In response to Sen. Marco Rubio (R-FL) to Filibuster Brennan:
I have the same feeling of receding cynicism I did when the Tea Party first exploded on to the scene and began doing things that just weren’t done in America anymore — taking politics seriously, taking the Founders’ legacy to us seriously, showing up at Town Halls to ask their once and future representatives some real questions, engaging, questioning, insisting, demanding.
There was a time 200 years ago when this was commonplance. Americans had just won their liberty and were enthused about it. They treated their civic duty not as a mere duty but as the highest aspiration of political man.
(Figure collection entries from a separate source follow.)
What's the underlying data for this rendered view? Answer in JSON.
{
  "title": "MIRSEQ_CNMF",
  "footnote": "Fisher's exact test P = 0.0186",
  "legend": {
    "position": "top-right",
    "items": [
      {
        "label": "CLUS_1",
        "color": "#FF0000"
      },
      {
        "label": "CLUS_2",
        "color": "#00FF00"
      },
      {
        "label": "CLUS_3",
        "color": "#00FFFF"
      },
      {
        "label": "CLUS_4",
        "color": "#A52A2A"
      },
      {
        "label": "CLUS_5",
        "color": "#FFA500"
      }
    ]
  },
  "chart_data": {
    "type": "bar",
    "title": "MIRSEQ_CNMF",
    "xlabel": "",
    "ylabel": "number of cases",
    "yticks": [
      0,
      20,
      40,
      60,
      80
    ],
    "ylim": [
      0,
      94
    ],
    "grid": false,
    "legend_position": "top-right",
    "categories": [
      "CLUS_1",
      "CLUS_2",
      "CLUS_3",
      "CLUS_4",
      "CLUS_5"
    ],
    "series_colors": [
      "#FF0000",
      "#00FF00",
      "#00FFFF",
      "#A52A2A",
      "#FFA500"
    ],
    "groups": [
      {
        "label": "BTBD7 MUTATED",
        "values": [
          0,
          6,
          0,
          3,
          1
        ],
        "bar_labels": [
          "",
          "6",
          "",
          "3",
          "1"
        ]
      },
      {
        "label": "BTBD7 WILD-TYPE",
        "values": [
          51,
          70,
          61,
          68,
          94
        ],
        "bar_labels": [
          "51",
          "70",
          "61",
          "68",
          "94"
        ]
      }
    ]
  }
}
This filibuster excites me for the same reasons — a return to the Old Ways, the ways that actually work, the way American politics is actually supposed to be conducted, with Senators offering thoughtful defenses of their positions and, above all, insisting that this nation is We the People not We the Ministers & Lesser Bureaucratic Warlords of Whatever Current Government the Public Has Had the Folly to Install In Office.
I don’t entirely agree with Sen. Rand Paul (R-KY), at least if he’s arguing for an absolute bar– the Terrorist On His Way To Deliver a Working Nuke to NYC obviously (to me anyway) merits a unilateral exercise of prophylactic lethal force (assuming time won’t permit regular order to be followed).
But this filibuster is bigger even than that issue (which is itself large). This filibuster is about the basic character of a Democratic Republic, and restoring that character to good working order.